Good Choices vs. Bad Choices

I’m sharing with you some stuff that I guess I do in therapy. You can either think I’m completely gone cuckoo or that I really have come to a point where I’m looking at how to make better food choices. I’m now starting to realized that I tend to have this really bad habit of just eating the food to have that temporary feeling of  fullness i.e. not starving = not hungry = happy. Well, happy for the moment anyways.

I had drawn what happens when I pick Good Choices and Bad Choices. These are thoughts and feelings that run through my mind either immediately after eating and/or after 1-3 hours after eating. The choices also included other scenarios when I’m faced with a decision of choice : which to pick? This or that? It was interesting to see what were the things that I was writing as it all came out. Writing it down and letting it all out really does help me to understand myself better i.e. I know now what triggers me to make bad choices and good choices as well. And looking at these emotions, it feels liberating to just let it all out. If it makes you uncomfortable looking at this, well, perhaps it’s time for you to have a look at yourself and decide whether you want to continue the way you’re living or make a change that will result in a better you. I took the leap of faith for a better me, even though the journey is pretty rocky and I do cling on to old thoughts and feelings.

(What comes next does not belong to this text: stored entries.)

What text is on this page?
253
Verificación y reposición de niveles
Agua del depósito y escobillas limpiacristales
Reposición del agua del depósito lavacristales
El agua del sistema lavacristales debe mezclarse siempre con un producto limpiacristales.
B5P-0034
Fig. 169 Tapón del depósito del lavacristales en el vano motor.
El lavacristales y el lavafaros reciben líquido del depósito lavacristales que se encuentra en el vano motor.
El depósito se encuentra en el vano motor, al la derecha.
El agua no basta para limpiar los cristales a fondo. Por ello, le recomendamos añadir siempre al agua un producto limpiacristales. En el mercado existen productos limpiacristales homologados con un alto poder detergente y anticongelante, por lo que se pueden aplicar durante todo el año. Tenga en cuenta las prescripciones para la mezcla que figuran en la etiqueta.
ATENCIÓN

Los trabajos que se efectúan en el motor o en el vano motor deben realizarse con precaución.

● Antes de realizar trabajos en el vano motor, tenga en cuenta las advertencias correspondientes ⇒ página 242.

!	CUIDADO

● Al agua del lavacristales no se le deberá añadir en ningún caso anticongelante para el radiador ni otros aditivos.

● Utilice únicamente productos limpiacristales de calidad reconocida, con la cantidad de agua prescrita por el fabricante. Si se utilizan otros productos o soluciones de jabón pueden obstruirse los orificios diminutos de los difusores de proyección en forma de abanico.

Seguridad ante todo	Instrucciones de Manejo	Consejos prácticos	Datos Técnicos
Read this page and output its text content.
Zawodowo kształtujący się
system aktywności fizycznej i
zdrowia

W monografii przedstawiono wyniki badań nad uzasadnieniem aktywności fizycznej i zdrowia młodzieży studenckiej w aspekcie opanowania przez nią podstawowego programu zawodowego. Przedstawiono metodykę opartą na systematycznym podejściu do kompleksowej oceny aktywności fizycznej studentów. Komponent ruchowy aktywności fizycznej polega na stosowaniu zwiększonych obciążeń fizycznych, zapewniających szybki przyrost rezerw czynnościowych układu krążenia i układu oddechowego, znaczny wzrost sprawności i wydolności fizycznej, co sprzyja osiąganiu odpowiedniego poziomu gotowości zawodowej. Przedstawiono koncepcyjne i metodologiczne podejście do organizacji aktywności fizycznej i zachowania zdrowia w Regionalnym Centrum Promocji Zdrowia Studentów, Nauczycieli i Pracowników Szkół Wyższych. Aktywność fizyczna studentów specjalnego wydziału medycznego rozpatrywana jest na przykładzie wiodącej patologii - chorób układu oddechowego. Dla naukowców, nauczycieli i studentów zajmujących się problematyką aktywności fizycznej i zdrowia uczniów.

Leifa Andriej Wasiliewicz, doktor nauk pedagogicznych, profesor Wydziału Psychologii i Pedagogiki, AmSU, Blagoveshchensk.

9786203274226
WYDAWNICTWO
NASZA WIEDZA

What I did a week afterwards was to put down what I thought were ripples when I made Good Choices. It was not only about food and it included all types of Good Choices that I make in my daily life. Being honest is not always easy but I find that the more often I’m honest, the more I’m willing to let go of grudges or opinions of people. That I don’t let myself be caught in the emotion of the moment just so that I feel justified internally for my righteous anger which in the end doesn’t benefit myself or the other party.

The strange thing is that for every grudge that I’ve let go, I find myself more free and calm. Plus, my body is able to do more stuff like doing a better stretch or having better endurance when I do my strength training.

So why did I post this up? Well, my trainer said to put it somewhere where I can see it. So I guess other than putting it up on my room, I’m putting it online as well so that I can look for it easily. Will I follow it all the time? Not really. Even today, I’m having the problem of actually following it properly. I ate a bowl of spicy nabeyaki udon as well as some other stuff from Sushi King and ordered one vanilla/chocolate ice-cream cone from Sugar Bun. Getting on the scale just now, it tipped at around 81 kg which is not good considering that I weighed in this morning at 78.5 kg.

Ok, so to fix it, it’s a long cardio walk tomorrow as I only did some strength exercises today. Hey, for every bad choice, I still need to fix it, no? 🙂 Only way to drop the weight is to walk walk walk walk it all off. And not eat frivolously! So, my plan for tomorrow :

  1. Morning : Walk for at least one hour
  2. Afternoon : Cooking roast chicken and making some tofu stuff.

The meals will be for Monday and the rest of the week. Any leftovers will be frozen and will be defrosted on the day that I intend to eat it.